Wenn Essen Angst macht …

Isabelle ist 24 Jahre alt, Norah gerade einmal 16 Monate. Obwohl sich die zwei Mädchen nicht kennen, verbindet sie eine Sache: Sie beide leiden an einer Essstörung! Das Sat1 Fernsehteam von ‚Akte Spezial‘ begleitete die Mädchen über einen gewissen Zeitraum, um einen Einblick in ein Leben mit solch einer Störung zu gewinnen (https://www.sat1.de/tv/akte/sendungen/akte-spezial-wenn-essen-angst-macht).

Alina Vitek (Von Studierenden für Studierende)

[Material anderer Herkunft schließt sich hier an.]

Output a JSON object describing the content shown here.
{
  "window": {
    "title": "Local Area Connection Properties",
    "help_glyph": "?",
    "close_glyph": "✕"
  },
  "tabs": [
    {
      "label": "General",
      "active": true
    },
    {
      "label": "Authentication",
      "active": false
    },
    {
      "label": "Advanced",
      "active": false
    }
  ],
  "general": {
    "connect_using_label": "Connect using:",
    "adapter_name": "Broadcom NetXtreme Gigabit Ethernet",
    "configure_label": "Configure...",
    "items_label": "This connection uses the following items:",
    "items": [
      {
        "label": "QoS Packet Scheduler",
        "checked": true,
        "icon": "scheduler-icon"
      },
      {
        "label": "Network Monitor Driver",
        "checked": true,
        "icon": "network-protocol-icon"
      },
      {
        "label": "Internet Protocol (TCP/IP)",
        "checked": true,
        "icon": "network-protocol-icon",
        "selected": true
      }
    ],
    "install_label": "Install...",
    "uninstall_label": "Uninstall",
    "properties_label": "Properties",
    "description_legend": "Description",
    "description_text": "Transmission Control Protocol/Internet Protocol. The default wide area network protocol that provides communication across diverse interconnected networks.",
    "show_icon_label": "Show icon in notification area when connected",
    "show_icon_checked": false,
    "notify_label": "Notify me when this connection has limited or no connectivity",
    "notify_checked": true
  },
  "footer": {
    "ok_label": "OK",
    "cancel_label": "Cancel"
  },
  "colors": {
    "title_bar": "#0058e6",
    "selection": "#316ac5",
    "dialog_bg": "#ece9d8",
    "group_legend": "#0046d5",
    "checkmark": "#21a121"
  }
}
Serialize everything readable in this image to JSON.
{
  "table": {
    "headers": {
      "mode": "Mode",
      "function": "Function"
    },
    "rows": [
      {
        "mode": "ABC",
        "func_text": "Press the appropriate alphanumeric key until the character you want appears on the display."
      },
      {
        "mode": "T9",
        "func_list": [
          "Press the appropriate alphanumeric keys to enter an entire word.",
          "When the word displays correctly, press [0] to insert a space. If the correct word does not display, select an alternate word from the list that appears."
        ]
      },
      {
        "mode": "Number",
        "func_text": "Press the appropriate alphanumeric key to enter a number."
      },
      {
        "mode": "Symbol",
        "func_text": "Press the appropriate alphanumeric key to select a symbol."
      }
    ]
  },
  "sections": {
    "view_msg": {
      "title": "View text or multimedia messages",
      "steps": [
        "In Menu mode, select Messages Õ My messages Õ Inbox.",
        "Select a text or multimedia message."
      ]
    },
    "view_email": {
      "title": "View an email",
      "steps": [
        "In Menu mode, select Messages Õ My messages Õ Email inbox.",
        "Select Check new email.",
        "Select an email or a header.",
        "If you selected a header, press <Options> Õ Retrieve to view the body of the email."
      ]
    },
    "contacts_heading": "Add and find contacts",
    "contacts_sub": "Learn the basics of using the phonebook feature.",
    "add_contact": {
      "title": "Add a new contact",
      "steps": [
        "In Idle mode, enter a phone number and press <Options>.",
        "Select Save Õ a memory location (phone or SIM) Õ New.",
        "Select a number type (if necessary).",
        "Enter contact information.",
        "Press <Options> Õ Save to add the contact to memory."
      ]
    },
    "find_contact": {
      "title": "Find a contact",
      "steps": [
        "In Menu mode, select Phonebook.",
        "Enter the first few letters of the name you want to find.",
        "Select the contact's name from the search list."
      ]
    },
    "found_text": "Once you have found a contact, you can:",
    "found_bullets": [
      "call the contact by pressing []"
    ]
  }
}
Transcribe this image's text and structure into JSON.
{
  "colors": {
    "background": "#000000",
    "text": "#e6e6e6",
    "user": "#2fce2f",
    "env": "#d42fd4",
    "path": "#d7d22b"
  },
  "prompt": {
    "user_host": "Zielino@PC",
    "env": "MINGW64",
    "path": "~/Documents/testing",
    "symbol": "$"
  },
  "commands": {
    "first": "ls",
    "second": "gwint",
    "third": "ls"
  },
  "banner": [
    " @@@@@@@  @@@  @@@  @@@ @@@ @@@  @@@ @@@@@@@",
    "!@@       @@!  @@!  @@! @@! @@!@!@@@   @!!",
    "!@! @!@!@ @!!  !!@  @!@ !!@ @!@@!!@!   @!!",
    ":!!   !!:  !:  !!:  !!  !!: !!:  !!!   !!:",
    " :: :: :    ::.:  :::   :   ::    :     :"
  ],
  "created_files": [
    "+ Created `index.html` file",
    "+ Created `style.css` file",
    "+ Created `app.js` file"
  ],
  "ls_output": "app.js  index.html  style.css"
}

Norah ist 16 Monate alt und hatte bereits drei Krankenhausaufenthalte – sie wurde mit einer frühkindlichen Essstörung diagnostiziert. Ihre Mutter berichtet, dass für Norah essen eine Qual ist, sie dreht beim Essen häufig den Kopf weg und erbricht manchmal sogar. An einem Tag isst sie nicht mehr als ein Stück Käse, zwei Kekse und ein bis zwei Bissen eines Apfels und wiegt bereits 3 kg weniger als ihr Zwillingsbruder. Norah kam bereits in der 32. Schwangerschaftswoche auf die Welt und musste über eine Magensonde ernährt werden. Ärzt*innen sehen hier den Ursprung ihrer Essstörung und vermuten, dass Norah Essen mit Schmerzen verbindet und für sie einen erheblichen Druck bedeutet. Ihre Eltern suchen die Schuld bei sich und berichten, dass sich das gestörte Essverhalten ihrer Tochter für sie wie Versagen anfühlt. Damit Norah das Essen lernt, nehmen die Eltern mit ihrer Tochter an der Esslernambulanz in Graz teil, die vor allem mit der Therapiemaßnahme „Play with Food“ erreichen möchte, dass die Kinder Freude am Essen neu lernen und negative Erfahrungen durchbrochen werden können. Das Team von ‚Akte Spezial‘ besucht die Familie nach einiger Zeit wieder und die Mutter berichtet, dass Norah seit der Therapie mehr und eine größere Auswahl isst – mit 21 Monaten ist das Essen für Norah keine Qual mehr.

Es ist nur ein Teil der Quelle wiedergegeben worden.